Erdogan embarrassé par un scandale de corruption d’employés


Un scandale de corruption a éclaté en Turquie qui s’étend aux plus hauts échelons de la politique et des affaires. Le président Erdogan a limogé un conseiller jeudi soir pour tenter de se distancier du scandale qui se propage. Plus tôt dans la semaine, deux autres conseillers du président avaient déjà démissionné, officiellement pour des raisons de santé, mais beaucoup de Turcs ont du mal à le croire. L’affaire a déjà été comparée à un important scandale de corruption qui a éclaté en 2013, lorsque des membres du mouvement de l’ecclésiastique islamiste Fethullah Gülen ont publié sur Internet des conversations téléphoniques d’Erdogan sur écoute.

Cette fois, les allégations viennent de Sedat Peker, une personnalité bien connue de la pègre qui entretient des liens étroits avec des entrepreneurs et des politiciens et qui a fait partie des cercles pro-gouvernementaux ces dernières années. Il a fui la Turquie en 2020 pour éviter d’être arrêté. Après que la police a perquisitionné son domicile à Istanbul, Peker a commencé à étendre le linge sale des Emirats. D’abord par de longues vidéos YouTube enregistrées dans sa chambre d’hôtel, vues des millions de fois. Lorsque les autorités de Dubaï lui ont demandé d’arrêter, il est passé à son compte Twitter.

Pots-de-vin

Peker a publié un long fil de discussion sur Twitter il y a une semaine et demie, dans lequel il affirmait qu’Ali Fuat Taskesenliogu, l’ancien président du régulateur du marché des capitaux, avait reçu des pots-de-vin pour approuver l’introduction en bourse et l’augmentation de capital des entreprises. Sa sœur Zehra Taskesenliogu, parlementaire de l’AKP au pouvoir, et certains conseillers du président seraient également impliqués dans le complot de corruption. Selon Peker, il a été coordonné par Serhat Albayrak, directeur du groupe pro-gouvernemental Turkuvaz Media et frère du gendre d’Erdogan.

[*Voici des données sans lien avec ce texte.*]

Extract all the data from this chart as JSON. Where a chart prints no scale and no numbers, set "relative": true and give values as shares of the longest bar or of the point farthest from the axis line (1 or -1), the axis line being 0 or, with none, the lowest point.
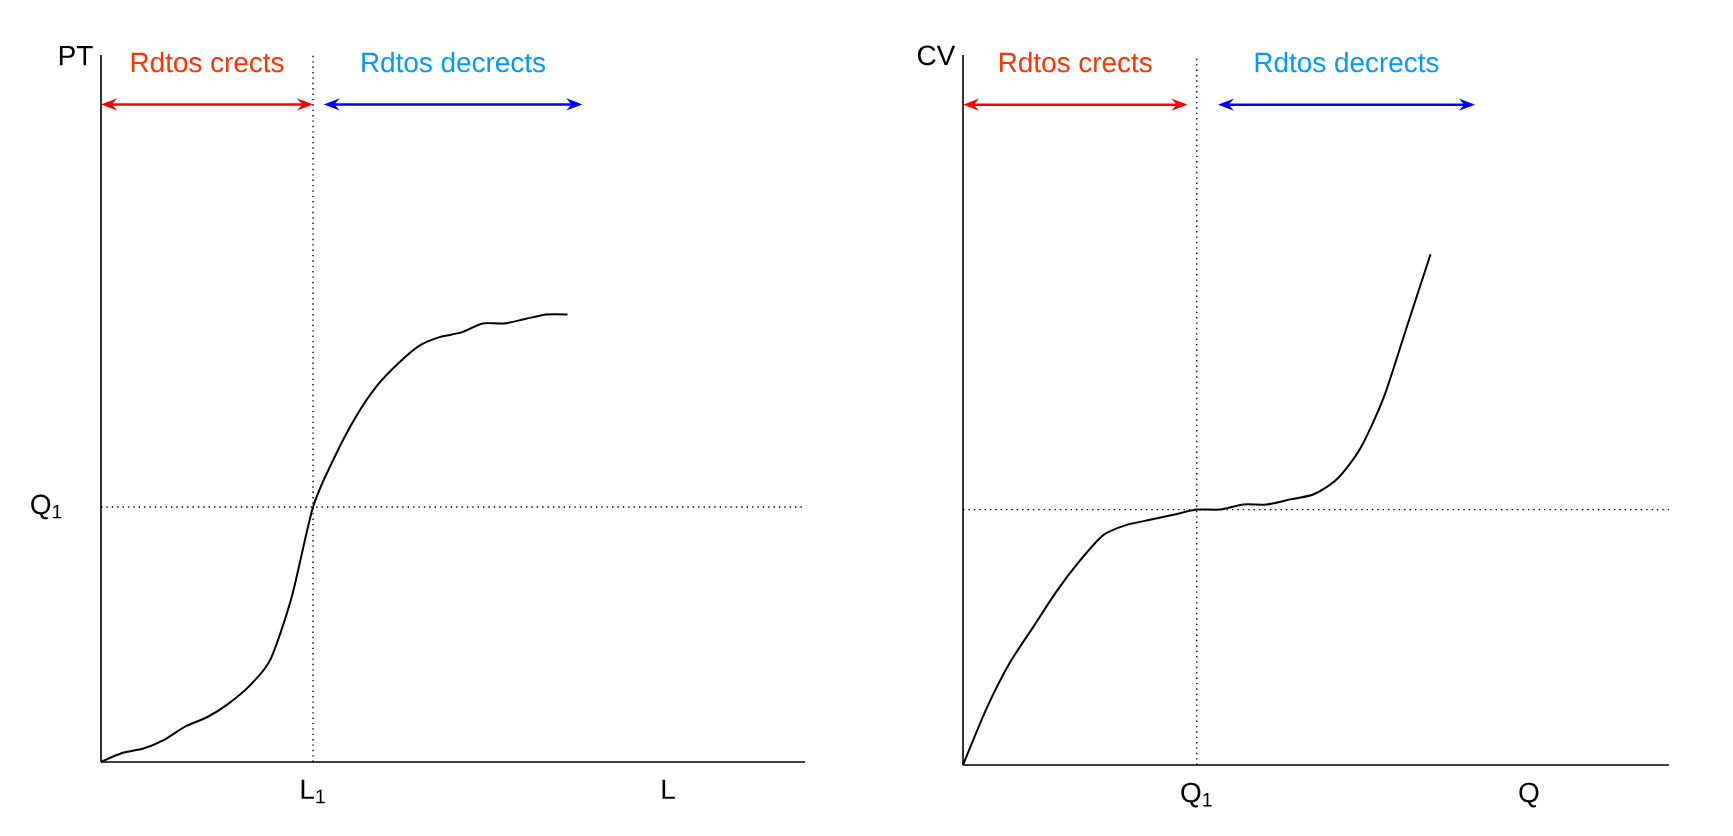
{
  "chart_data": [
    {
      "type": "line",
      "relative": true,
      "xlabel": "L",
      "ylabel": "PT",
      "marker": "none",
      "line_style": "solid",
      "categories": [
        null,
        null,
        null,
        null,
        null,
        null,
        null,
        null,
        null,
        null,
        null,
        null,
        null,
        null,
        null,
        null,
        null,
        null,
        null,
        null,
        null,
        null,
        null
      ],
      "series": [
        {
          "color": "#000000",
          "values": [
            0,
            0.02,
            0.03,
            0.05,
            0.08,
            0.1,
            0.13,
            0.17,
            0.23,
            0.37,
            0.57,
            0.68,
            0.77,
            0.84,
            0.89,
            0.93,
            0.95,
            0.96,
            0.98,
            0.98,
            0.99,
            1.0,
            1.0
          ]
        }
      ],
      "ref_lines": [
        {
          "axis": "y",
          "value": 0.57,
          "label": "Q$_{1}$",
          "line_style": "dotted",
          "color": "#000000"
        }
      ],
      "annotations": [
        "Rdtos crects",
        "Rdtos decrects",
        "L$_{1}$"
      ]
    },
    {
      "type": "line",
      "relative": true,
      "xlabel": "Q",
      "ylabel": "CV",
      "marker": "none",
      "line_style": "solid",
      "categories": [
        null,
        null,
        null,
        null,
        null,
        null,
        null,
        null,
        null,
        null,
        null,
        null,
        null,
        null,
        null,
        null,
        null,
        null,
        null,
        null,
        null
      ],
      "series": [
        {
          "color": "#000000",
          "values": [
            0,
            0.11,
            0.2,
            0.27,
            0.34,
            0.4,
            0.45,
            0.47,
            0.48,
            0.49,
            0.5,
            0.5,
            0.51,
            0.51,
            0.52,
            0.53,
            0.56,
            0.62,
            0.72,
            0.86,
            1.0
          ]
        }
      ],
      "ref_lines": [
        {
          "axis": "y",
          "value": 0.5,
          "line_style": "dotted",
          "color": "#000000"
        }
      ],
      "annotations": [
        "Rdtos crects",
        "Rdtos decrects",
        "Q$_{1}$"
      ]
    }
  ]
}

Peker a étayé ses allégations avec des documents de l’entreprise et des captures d’écran de conversations WhatsApp entre les personnes impliquées. Selon lui, ceux-ci faisaient partie d’un plan visant à extorquer 12 millions de livres turques (660 000 euros) à Mine Tozlu Sineren, propriétaire de Marka Investment Holding. Sineren a confirmé l’histoire aux médias turcs. Elle a déclaré à la chaîne d’opposition HalkTV qu’elle avait signalé les tentatives de corruption « à chaque fois » aux autorités, y compris au centre de communication du président (Cimer), mais rien n’a été fait à ce sujet.

Laisse du palais

L’absence de responsabilité est un fil conducteur dans les allégations de Peker. Alors qu’il a fait une déclaration choquante après l’autre au sujet de personnalités politiques au cours des derniers mois, y compris des accusations de meurtre, de viol et de trafic de drogue, les enquêtes criminelles n’ont pas abouti. Selon l’opposition, la justice est en laisse du palais. Cette tendance a commencé à la suite du scandale de corruption de 2013, qui a conduit à une purge majeure des gülenistes au sein de la police et de la justice, et s’est accélérée sous le régime présidentiel qui a suivi la tentative de coup d’État de 2016.

Erdogan a limogé son conseiller Serkan Taranoglu la semaine dernière après que le parti d’opposition CHP et IYI ait demandé au procureur d’enquêter sur les accusations portées contre Taranoglu et Taskesenlioglu. Le chef du CHP, Kemal Kilicdaroglu, a déclaré que le statut de Peker en tant que gangster ayant des liens étroits avec les cercles gouvernementaux confère de la crédibilité à ses affirmations. « Toutes les affirmations de Sedat Peker sont vraies parce qu’il est l’une des parties impliquées. Il dit: ‘Nous l’avons fait' », a déclaré le chef de l’opposition à Haberturk.

La pression politique est devenue si forte que le procureur en chef d’Istanbul a ouvert une enquête sur les allégations de Sineren la semaine dernière. Le scandale pourrait placer Erdogan dans une position difficile avant les élections de juin prochain. Car il s’en sort très mal dans les sondages. Le scandale de corruption de 2013 a en fait accru la sympathie pour Erdogan, qui était considéré par de nombreux électeurs comme la victime du mouvement ténébreux Gülen. Mais c’était une autre époque. Pendant ce temps, les Turcs sont accablés par une inflation à 100 %.